Speakers on the stage at the Republican National Convention on Tuesday who spent much of the night railing against President Joe Biden’s border and immigration policies were not groundbreaking. Biden was enabling a “border bloodbath,” the crowd’s signs read, as congressional leaders accused Biden of enabling a border “invasion.”
Their use of inflammatory, inflammatory or extremist rhetoric to talk about immigrants and Democratic incumbents was also not new. “Americans are dying every day,” Texas Sen. Ted Cruz thundered, “murdered, assaulted and raped by illegal immigrants that Democrats let go.”
what was Here’s how the Republican Party of 2024 fine-tuned its anti-immigration message to American voters in 2024: focusing on drugs, human trafficking, crime and public disorder, and distinguishing between “illegal” immigrants who threaten the fabric of America and the right kind of immigrants.
Kari Lake, an election-declining GOP Senate candidate from Arizona, summed it up earlier in the night: The GOP’s goal must be to “stop the devolution and build the wall.”
It all came on a night after Republican organizers tried to promote national unity in the wake of Donald Trump’s assassination attempt, and some speakers said they had scaled back their speeches.
But the Republican Party’s position on immigration may be more unified than it appears. Data show Americans are far more against all forms of immigration and more in favor of tighter border controls and immigration policies than when Trump first or second term ran for office.
Indeed, the America of 2024 is far more anti-immigrant than in the recent past, more skeptical of immigration, and more open to policies that would have seemed extreme had Trump been in office. That’s partly because there really was a spike in immigrant arrivals and border crossings after Biden took office and the pandemic subsided.
This anti-immigrant shift has been swift but sustained. Since 2020, the share of Americans who want to reduce all immigration levels has increased, from 28 percent in mid-2020 to 55 percent by June 2024. Gallup polling data.
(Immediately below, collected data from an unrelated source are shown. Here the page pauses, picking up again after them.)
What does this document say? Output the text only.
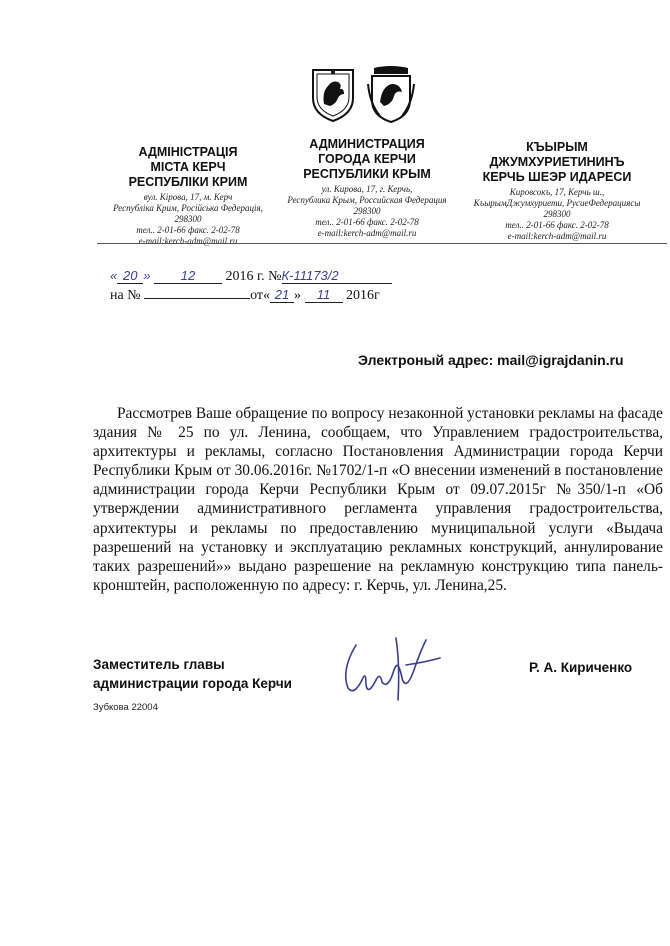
АДМІНІСТРАЦІЯ
МІСТА КЕРЧ
РЕСПУБЛІКИ КРИМ
вул. Кірова, 17, м. Керч
Республіка Крим, Російська Федерація,
298300
тел.. 2-01-66 факс. 2-02-78
e-mail:kerch-adm@mail.ru
АДМИНИСТРАЦИЯ
ГОРОДА КЕРЧИ
РЕСПУБЛИКИ КРЫМ
ул. Кирова, 17, г. Керчь,
Республика Крым, Российская Федерация
298300
тел.. 2-01-66 факс. 2-02-78
e-mail:kerch-adm@mail.ru
КЪЫРЫМ
ДЖУМХУРИЕТИНИНЪ
КЕРЧЬ ШЕЭР ИДАРЕСИ
Кировсокъ, 17, Керчь ш.,
КъырымДжумхуриети, РусиеФедерациясы
298300
тел.. 2-01-66 факс. 2-02-78
e-mail:kerch-adm@mail.ru
« 20 » 12 2016 г. №К-11173/2
на №	от« 21 » 11 2016г
Электроный адрес: mail@igrajdanin.ru
Рассмотрев Ваше обращение по вопросу незаконной установки рекламы на фасаде здания № 25 по ул. Ленина, сообщаем, что Управлением градостроительства, архитектуры и рекламы, согласно Постановления Администрации города Керчи Республики Крым от 30.06.2016г. №1702/1-п «О внесении изменений в постановление администрации города Керчи Республики Крым от 09.07.2015г №350/1-п «Об утверждении административного регламента управления градостроительства, архитектуры и рекламы по предоставлению муниципальной услуги «Выдача разрешений на установку и эксплуатацию рекламных конструкций, аннулирование таких разрешений»» выдано разрешение на рекламную конструкцию типа панель-кронштейн, расположенную по адресу: г. Керчь, ул. Ленина,25.
Заместитель главы
администрации города Керчи
Р. А. Кириченко
Зубкова 22004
Those analysts note that 2024 marks the first time since 2005 that a majority of the American public wants less immigration, and that anti-immigration sentiment is at its highest level since 2001, when the country was going through an anti-immigrant fervor. After the 9/11 terrorist attacks.
Those changes are also happening across all sectors of the electorate. It’s not just white voters. Asada voter and esp Latino Voters are Chances are high Less immigration is wanted than in the past, and anti-immigrant sentiment is growing across all partisan groups, including among Democrats.
During the Trump years, the overall mood in the country has become more pro-immigrant as Democratic voters have become much more positive about immigration. That trend has shifted, even over the last year.
There is no shortage of opinions nuance. Voters are much more positive about legal immigration than illegal immigration. They are more supportive of building a wall along the southern border with Mexico than they were in the Trump years, but they are still receptive to providing a path to citizenship for immigrants who were brought to the U.S. illegally as children (though even that support. These DREAMers have steadily declined).
Overall, though, when thinking about borders and immigration, many Americans now view the issue less about humanitarianism and human rights and more through a law-and-order lens, immigration researchers have observed.
All of this was reflected in the positions many Republican rising stars, candidates and elected officials took Tuesday night. Senate candidates, including Ohio’s Bernie Moreno, Arizona’s Lake and Wisconsin’s Eric Hovd, as well as former candidates Vivek Ramaswamy and Nikki Haley, have all touted the benefits of legal immigration and the American dream while battling the threat of fentanyl trafficking. and the immigrant drain on the American economy.
They warned of the threat that an “attack” on the southern border posed to the American dream. Moreno, himself a Colombian immigrant, insisted that he and his parents immigrated to the US “legally” – then “attacked Biden and the Democrats for encouraging it.”[ing] Millions of illegal immigrants to America.
Other Republican leaders, such as House Majority Leader Steve Scalise and Speaker Mike Johnson, threatened noncitizen voting by changing the fabric of the nation, “damaging[ing] Citizen, drain[ing] resources, and disruption[ing] election,” as Johnson said.
The closing message of the night rounded out this critique of the status quo: “You can’t have a nation without borders.” It’s an easy pitch to Americans who see immigration as a question of order and process: images of migrant caravans and river crossings are sickening, even if they don’t necessarily dislike the idea of expanding the American dream.
In 2019, with Trump in office, this strategic speech may not resonate with most Americans. But in 2024, this is becoming true for a growing segment of the electorate.